# 1stTime ever to the Range - 56k Warning



## GreySmoke (Sep 29, 2009)

OK be gentle guys but the attached is the evidence of my first range visit ever. Purchased the XD45 Service about a week ago and attached are my paper punches...

The silhouette on the right was the backstop for all the smaller targets except for the head shots they were direct....The small targets were all taped to the same place on the silhouette. You can see where the majority went by the big gaping hole... The one on the left is from about 30ft....
The small targets were mostly from 15ft with various different brands of ammo. Interestingly enough the brand I shot best was Collins Cartridge (new loads, I haven't shot the reloads yet) I ran through about 170 rds and had a BLAST (pardon the pun)...
Also attached is my baby and my Fobus Mag Holder


----------



## Bisley (Aug 24, 2008)

Well, you have a long way to go, but the journey will be fun. I'm mainly impressed that you chose an XD45 for your first gun. It was a great choice.

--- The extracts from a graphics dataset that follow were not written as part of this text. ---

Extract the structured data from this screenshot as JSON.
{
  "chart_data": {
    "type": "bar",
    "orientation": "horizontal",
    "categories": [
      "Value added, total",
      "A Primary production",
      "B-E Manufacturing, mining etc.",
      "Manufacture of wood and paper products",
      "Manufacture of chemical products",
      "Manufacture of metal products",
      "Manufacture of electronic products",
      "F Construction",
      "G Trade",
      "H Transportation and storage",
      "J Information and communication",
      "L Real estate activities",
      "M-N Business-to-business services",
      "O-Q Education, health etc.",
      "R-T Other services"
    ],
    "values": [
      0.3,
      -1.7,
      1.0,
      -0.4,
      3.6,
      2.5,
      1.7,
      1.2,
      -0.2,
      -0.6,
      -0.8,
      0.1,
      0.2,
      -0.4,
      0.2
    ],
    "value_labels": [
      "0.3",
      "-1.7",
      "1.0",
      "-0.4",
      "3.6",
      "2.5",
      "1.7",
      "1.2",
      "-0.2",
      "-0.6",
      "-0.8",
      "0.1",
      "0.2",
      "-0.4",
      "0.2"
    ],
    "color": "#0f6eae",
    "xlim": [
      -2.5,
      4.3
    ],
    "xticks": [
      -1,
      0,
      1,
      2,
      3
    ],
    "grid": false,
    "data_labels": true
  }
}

Now...slow down. Load 5 in a magazine and keep that front sight on the bulls eye through that long trigger pull. Smoothness is your goal, and the smoother you are the faster and more accurate you will be. By the time you get a thousand rounds through it, the trigger will be getting pretty sweet, and you will be shooting better than that at 15 *yards*. :smt023


----------



## The Reaper (Sep 21, 2009)

Not bad imo..... Did better than I did at the same distance my first time out.....


----------



## zhurdan (Mar 21, 2008)

Sounds fun.

My first piece of advice would also be... s l o w d o w n.

If this is your first gun, everything you learn now will be hard to get rid of, including bad habits, so shoot slow and steady. Go for one ragged hole. Once you get good trigger control, recoil management and good shooting stance down, you'll have a good base to build on.

Shoot Safe


----------